As we all know, code review is maybe the oldest technique to stepping into the software quality assurance realm. Because of the variety of the technologies, project and team sizes, there is no code-review standard. Nevertheless, I would like to share my version I did practice.

Disclaimer: This practices make more sense for the projects which use same code-bases over years (product lines) with high maintainability targeted.

Peer Review

Everybody is familiar with the peer review. Once a developer feels that his/her job is done and ready for check-in; he/she

• invites a colleague for a code-review session.

  • It is better to invite a colleague from another subsystem, who doesn’t know the feature or the component is being developed. In this way, he/she needs to explain what is he/she doing and how is he/she implementing and why. A fellow developer from same sub-team would know already all of it and they would skip this part, hence they would skip essential reviews: what, how, why in this way.

• incorporates feedback

• repeats until mutual satisfaction

• commits the changes.

But how the feedback should be;

• Constructive, instead of criticism.

• Helpful to improve quality and support one another.

• xCops save time for micro-level issues like style and best practices.

  • This point is crucial, mostly style and best practices are subject to heavy discussions. Avoid long running discussions. There should be a coding guidelines empowered by a tool chain. (E.g for .NET : StyleCop/FxCop/R#/Code Analysis or Rosyln based checks)

• The Focus should be on Functionality and Principles.

• Be able to explain what is he/she coding and why is he/she coding that way. (Comments !!!)

• Share knowledge across the team.

Code review session should focus on;

• Functionality

  • Does the implementation cover the feature specification / a user story?

  • Is the implementation covered by a test? (Unit test)

• Internal Quality

  • Maintainability (Testability, Modifiability)

    • Complexity, Coupling, Abstraction level.

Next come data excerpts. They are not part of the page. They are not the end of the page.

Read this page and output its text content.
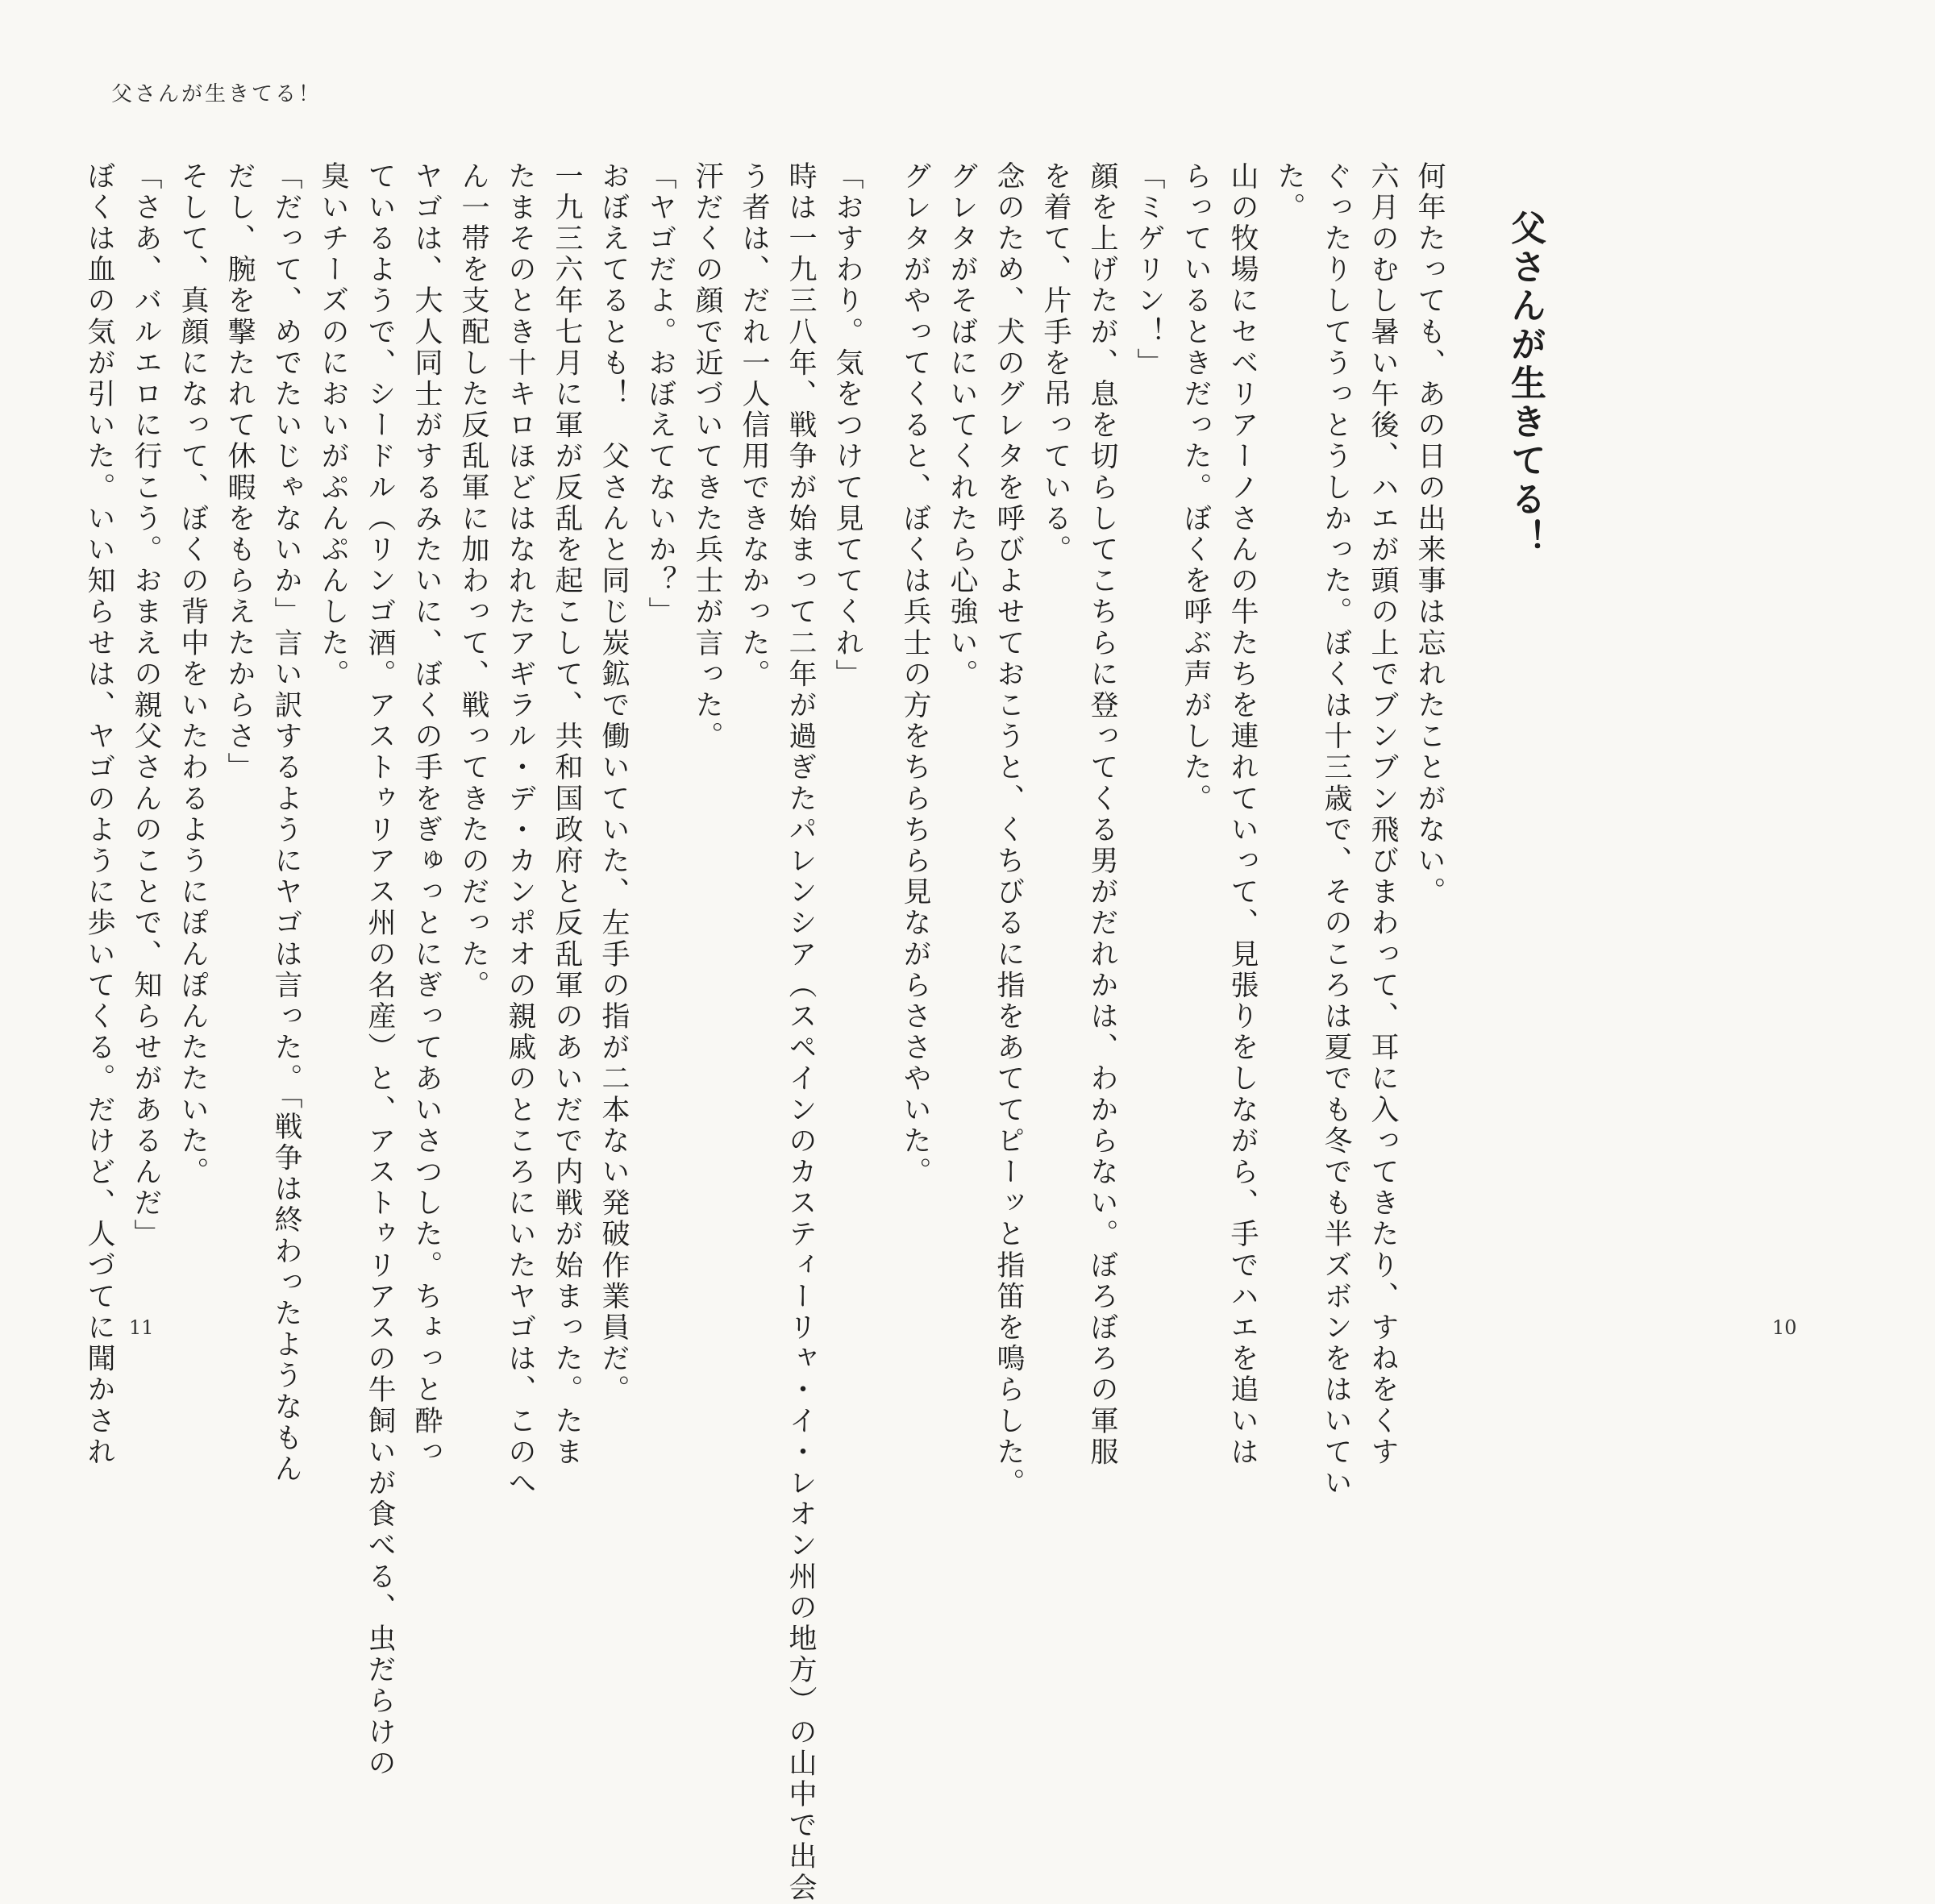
父さんが生きてる！
父さんが生きてる！
何年たっても、あの日の出来事は忘れたことがない。
六月のむし暑い午後、ハエが頭の上でブンブン飛びまわって、耳に入ってきたり、すねをくす
ぐったりしてうっとうしかった。ぼくは十三歳で、そのころは夏でも冬でも半ズボンをはいてい
た。
山の牧場にセベリアーノさんの牛たちを連れていって、見張りをしながら、手でハエを追いは
らっているときだった。ぼくを呼ぶ声がした。
「ミゲリン！」
顔を上げたが、息を切らしてこちらに登ってくる男がだれかは、わからない。ぼろぼろの軍服
を着て、片手を吊っている。
念のため、犬のグレタを呼びよせておこうと、くちびるに指をあててピーッと指笛を鳴らした。
グレタがそばにいてくれたら心強い。
グレタがやってくると、ぼくは兵士の方をちらちら見ながらささやいた。
「おすわり。気をつけて見ててくれ」
時は一九三八年、戦争が始まって二年が過ぎたパレンシア（スペインのカスティーリャ・イ・レオン州の地方）の山中で出会
う者は、だれ一人信用できなかった。
汗だくの顔で近づいてきた兵士が言った。
「ヤゴだよ。おぼえてないか？」
おぼえてるとも！　父さんと同じ炭鉱で働いていた、左手の指が二本ない発破作業員だ。
一九三六年七月に軍が反乱を起こして、共和国政府と反乱軍のあいだで内戦が始まった。たま
たまそのとき十キロほどはなれたアギラル・デ・カンポオの親戚のところにいたヤゴは、このへ
ん一帯を支配した反乱軍に加わって、戦ってきたのだった。
ヤゴは、大人同士がするみたいに、ぼくの手をぎゅっとにぎってあいさつした。ちょっと酔っ
ているようで、シードル（リンゴ酒。アストゥリアス州の名産）と、アストゥリアスの牛飼いが食べる、虫だらけの
臭いチーズのにおいがぷんぷんした。
「だって、めでたいじゃないか」言い訳するようにヤゴは言った。「戦争は終わったようなもん
だし、腕を撃たれて休暇をもらえたからさ」
そして、真顔になって、ぼくの背中をいたわるようにぽんぽんたたいた。
「さあ、バルエロに行こう。おまえの親父さんのことで、知らせがあるんだ」
ぼくは血の気が引いた。いい知らせは、ヤゴのように歩いてくる。だけど、人づてに聞かされ 11	10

    • Program to Interface

    • SOLID Principles (Single Responsibility, Open/Close, Liskov Substitution, Dependency Inversion and the Interface Segregation Principles)

    • Clean Coding

    • Code Comments (why the code is in this way)

  • Performance!!!

  • Secure code (It can be a separate code-review session)

What about multi-site teams or developers work from home?

Sometimes, due to time or location problems the peer review can’t be practiced. If your development process allows, an asynchronous code review methodology may help. There are tools for helping developers to conduct and manage code reviews. I had good experiences with TFS Code Review but there are many.

• Mostly useful for distributed development teams. (Different locations)

• Also useful for documentation for the code-review.

• No time-synch needed between participants.

• Invitation can be sent to many participants.